On the basis of review and arrangement, it is necessary to consolidate students' knowledge through reasonable training. Only through reasonable training and feedback can the problems existing in students' learning be exposed, and training can exercise students' ability to apply existing knowledge to solve specific mathematical problems. Students have certain basic knowledge and skills of mathematics in review and arrangement, so in the consolidation and application training, we should first cultivate students' application consciousness, so that they can learn to use existing knowledge and common problem-solving strategies reasonably to solve mathematical problems. To consolidate the use of training, we should pay attention to the rationality of training amount, which requires teachers to select exercises in training, pay attention to the innovation of exercises, and at the same time appropriately strengthen the interest and life flavor of training questions, so as to stimulate students' interest and adjust their psychology.
From the teaching practice, sometimes some math problems with certain thinking difficulties will arouse students' desire to explore. Stimulating students' interest and enthusiasm in learning is not only a normal teaching method, but also an important teaching method in review: that is, by creating situations to stimulate students' excitement in learning, it can also make students feel fresh in review, so as to devote themselves to review with a positive attitude and avoid the boring atmosphere and all-encompassing "fried cold rice" review method in the previous review class.
Mathematics is the gymnastics of thinking, and thinking activities are the characteristics of mathematics. No mathematics teaching activity can be short of thinking activity, and review class is no exception. Therefore, in the whole review process, teachers must aim at cultivating students' thinking ability and pay attention to the development and improvement of students' thinking ability. In the process of developing and improving students' thinking ability, teachers should pay attention to cultivating students' flexibility and innovative consciousness in solving problems. To cultivate students' flexibility in solving problems, many problems can be solved by one question. For example, in solving problems, "How long is a 5-meter-long iron wire weighing 250 grams and a bundle of 2500 grams?" Sometimes, students may first find the weight of each meter of wires, then find the weight of this bundle of wires, or find the length of each gram of wires, then find the length of this bundle of wires, or find the length of wires according to the ratio of weight to length. In this kind of training, students can experience the flexibility of solving problems and develop their thinking ability. At the same time, the training of multiple solutions to one problem can also train students to solve problems in different ways when a certain idea is blocked. In addition, teachers should leave time and space for students to think in class, encourage them to exert their creativity and let their imagination be fully displayed. Let students ask mathematical questions and solve practical problems in life.

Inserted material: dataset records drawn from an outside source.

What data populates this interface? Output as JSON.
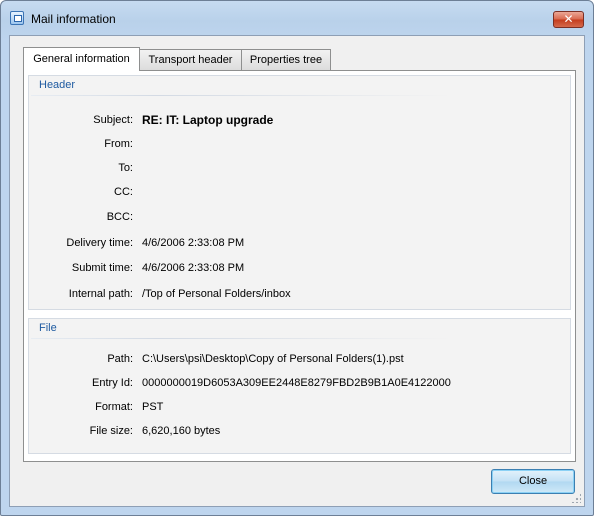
{
  "window": {
    "title": "Mail information",
    "close_glyph": "✕"
  },
  "tabs": [
    {
      "label": "General information",
      "active": true
    },
    {
      "label": "Transport header",
      "active": false
    },
    {
      "label": "Properties tree",
      "active": false
    }
  ],
  "header_group": {
    "title": "Header",
    "fields": [
      {
        "label": "Subject:",
        "value": "RE: IT: Laptop upgrade",
        "bold": true
      },
      {
        "label": "From:",
        "value": ""
      },
      {
        "label": "To:",
        "value": ""
      },
      {
        "label": "CC:",
        "value": ""
      },
      {
        "label": "BCC:",
        "value": ""
      },
      {
        "label": "Delivery time:",
        "value": "4/6/2006 2:33:08 PM"
      },
      {
        "label": "Submit time:",
        "value": "4/6/2006 2:33:08 PM"
      },
      {
        "label": "Internal path:",
        "value": "/Top of Personal Folders/inbox"
      }
    ]
  },
  "file_group": {
    "title": "File",
    "fields": [
      {
        "label": "Path:",
        "value": "C:\\Users\\psi\\Desktop\\Copy of Personal Folders(1).pst"
      },
      {
        "label": "Entry Id:",
        "value": "0000000019D6053A309EE2448E8279FBD2B9B1A0E4122000"
      },
      {
        "label": "Format:",
        "value": "PST"
      },
      {
        "label": "File size:",
        "value": "6,620,160 bytes"
      }
    ]
  },
  "buttons": {
    "close_label": "Close"
  },
  "icons": {
    "window_icon": "mail-info-icon",
    "close_icon": "close-icon"
  }
}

Third, cultivate good study habits and improve learning efficiency.
In the review process, we should pay attention to cultivating students' good study habits. Good study habits can not only improve learning, but also benefit for life.

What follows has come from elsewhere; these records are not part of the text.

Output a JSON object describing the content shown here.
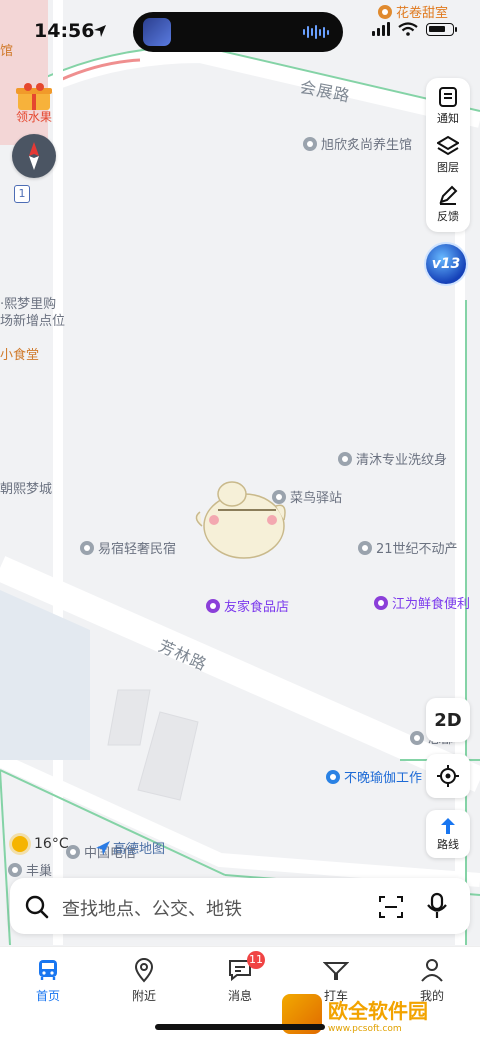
{
  "status_bar": {
    "time": "14:56"
  },
  "map": {
    "roads": [
      "会展路",
      "芳林路"
    ],
    "pois": {
      "top_right": "花卷甜室",
      "top_left_cut": "馆",
      "gift": "领水果",
      "xuxin": "旭欣炙尚养生馆",
      "xmeng1": "·熙梦里购",
      "xmeng2": "场新增点位",
      "xiaoshitang": "小食堂",
      "qingmu": "清沐专业洗纹身",
      "xmengcheng": "朝熙梦城",
      "cainiao": "菜鸟驿站",
      "yisu": "易宿轻奢民宿",
      "c21": "21世纪不动产",
      "youjia": "友家食品店",
      "jiangwei": "江为鲜食便利",
      "buwan": "不晚瑜伽工作",
      "zongbu": "总部",
      "fengchao": "丰巢",
      "zhongguo": "中国电信"
    },
    "compass_index": "1",
    "weather": {
      "temp": "16°C"
    },
    "logo_text": "高德地图"
  },
  "tools": {
    "notify": "通知",
    "layers": "图层",
    "feedback": "反馈",
    "version_badge": "v13"
  },
  "controls": {
    "view_mode": "2D",
    "route": "路线"
  },
  "search": {
    "placeholder": "查找地点、公交、地铁"
  },
  "tabbar": {
    "items": [
      {
        "label": "首页"
      },
      {
        "label": "附近"
      },
      {
        "label": "消息",
        "badge": "11"
      },
      {
        "label": "打车"
      },
      {
        "label": "我的"
      }
    ]
  },
  "watermark": {
    "text": "欧全软件园",
    "url": "www.pcsoft.com"
  },
  "colors": {
    "accent": "#1976f0",
    "badge": "#f04444",
    "map_bg": "#f1f2f4",
    "green_border": "#84d3a6"
  }
}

In short, the forms of preparing lessons and reviewing should be diversified, and various methods and strategies should be used to reveal the connections and differences between mathematical knowledge, so as to help students master the relevant laws and understand the essence of things, thus achieving the purpose of preparing lessons and reviewing effectively, enabling students to gain an understanding of mathematics and develop their thinking ability, personality quality and emotional attitude.